The pervasive presence and practice of racism in our society agitates my Vincentian heart. Cross Roads Anti-Racism Organizing defines racism as personal racial prejudice plus misuse of power by systems and institutions. http://crossroadsantiracism.org

I offer these learnings from my journey of resisting racism:

  • The 40 Days of Prayer documented the date that the first enslaved Africans stepped off a slave ship in Jamestown, VA. Slavery was institutionalized in colonized America on August 20, 1619 – 400 years ago.
  • The 1619 Project of the NY Times makes this fundamental declaration: “Our founding ideals of liberty and equality were false when they were written. Black Americans fought to make them true. Without this struggle, America would have no democracy at all.” https://www.nytimes.com/interactive/2019/08/14/magazine/1619-america-slavery.html
  • In The Color Purple, Celie wrote letters to God that articulate the strength and resilience of African American women in response to suppression and violence. Ms. Lynn Squires of the St. Charles Lwanga Center in St. Louis, MO describes her people as “chosen, royal, holy and called out of darkness,” but maintains that “St. Louis is stuck in a slave mentality with socio-economic structures that divide and gun violence in the streets.”

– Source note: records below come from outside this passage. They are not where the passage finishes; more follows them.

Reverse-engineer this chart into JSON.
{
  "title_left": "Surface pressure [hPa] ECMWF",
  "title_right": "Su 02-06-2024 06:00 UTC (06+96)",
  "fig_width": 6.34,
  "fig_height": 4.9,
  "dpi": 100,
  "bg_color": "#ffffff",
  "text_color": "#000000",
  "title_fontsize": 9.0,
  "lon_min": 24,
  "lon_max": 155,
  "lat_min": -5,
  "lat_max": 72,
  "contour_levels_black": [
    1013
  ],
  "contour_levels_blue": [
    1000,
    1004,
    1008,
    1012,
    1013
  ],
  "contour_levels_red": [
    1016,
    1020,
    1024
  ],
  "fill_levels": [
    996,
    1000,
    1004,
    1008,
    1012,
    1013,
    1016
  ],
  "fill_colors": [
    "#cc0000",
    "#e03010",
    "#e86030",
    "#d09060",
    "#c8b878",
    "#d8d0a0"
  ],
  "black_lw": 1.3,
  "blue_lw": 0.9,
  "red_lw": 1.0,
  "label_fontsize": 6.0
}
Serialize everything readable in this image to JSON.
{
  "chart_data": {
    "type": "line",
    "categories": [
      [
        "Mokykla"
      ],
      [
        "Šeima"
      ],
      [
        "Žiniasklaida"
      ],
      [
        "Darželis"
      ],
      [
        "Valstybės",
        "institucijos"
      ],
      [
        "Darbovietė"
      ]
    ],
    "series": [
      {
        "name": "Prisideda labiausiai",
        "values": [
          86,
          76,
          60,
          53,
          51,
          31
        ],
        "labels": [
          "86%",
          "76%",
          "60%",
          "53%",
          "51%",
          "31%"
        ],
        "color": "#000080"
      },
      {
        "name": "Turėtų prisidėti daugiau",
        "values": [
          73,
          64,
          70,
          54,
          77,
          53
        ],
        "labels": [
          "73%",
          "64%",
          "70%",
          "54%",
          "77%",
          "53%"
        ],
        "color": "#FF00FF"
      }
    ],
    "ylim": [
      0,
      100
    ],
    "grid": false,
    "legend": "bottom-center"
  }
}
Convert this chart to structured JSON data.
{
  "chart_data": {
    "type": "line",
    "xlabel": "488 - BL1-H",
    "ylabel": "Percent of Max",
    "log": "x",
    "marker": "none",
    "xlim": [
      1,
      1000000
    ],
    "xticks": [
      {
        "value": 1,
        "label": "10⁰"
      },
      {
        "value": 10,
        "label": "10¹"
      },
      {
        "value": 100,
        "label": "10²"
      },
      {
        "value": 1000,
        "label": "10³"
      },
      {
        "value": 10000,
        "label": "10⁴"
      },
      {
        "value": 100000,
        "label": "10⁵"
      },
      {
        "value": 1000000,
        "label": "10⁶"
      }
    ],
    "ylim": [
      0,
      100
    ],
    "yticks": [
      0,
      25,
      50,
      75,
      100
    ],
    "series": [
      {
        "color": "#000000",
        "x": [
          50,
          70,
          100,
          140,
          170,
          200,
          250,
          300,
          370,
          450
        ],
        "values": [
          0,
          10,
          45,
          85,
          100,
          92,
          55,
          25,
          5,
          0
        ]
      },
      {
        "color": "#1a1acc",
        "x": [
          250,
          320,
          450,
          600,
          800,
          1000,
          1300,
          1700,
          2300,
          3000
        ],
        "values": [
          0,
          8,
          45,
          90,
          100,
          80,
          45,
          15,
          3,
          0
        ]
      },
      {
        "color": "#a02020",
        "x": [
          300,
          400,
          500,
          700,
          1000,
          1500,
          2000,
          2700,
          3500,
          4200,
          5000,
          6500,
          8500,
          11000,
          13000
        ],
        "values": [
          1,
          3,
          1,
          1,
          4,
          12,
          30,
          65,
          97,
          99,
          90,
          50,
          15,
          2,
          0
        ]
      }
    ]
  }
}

  • “White” became a legal term in the late 16thcentury when indentured Europeans and enslaved Africans united in resistance to the ruling class, according to Jacqueline Battalora in Birth of a White Nation. https://www.youtube.com/watch?v=riVAuC0dnP4
  • Peggy McIntosh describes white privilege as “an invisible package of unearned assets that I can count on cashing in each day but about which I was meant to remain oblivious.” (“White Privilege: Unpacking the Invisible Knapsack” www.nationalseedproject.org)
  • The Diversity Awareness Partnership offers four steps for white allies to better understand race and racism:
    • Have conversations about whiteness in white spaces.
    • Ask people of other races to hold you accountable for your words, behavior and education.
    • Not only be okay with making mistakes but actively create spaces for dialogue wherein mistakes are valued as steps toward learning.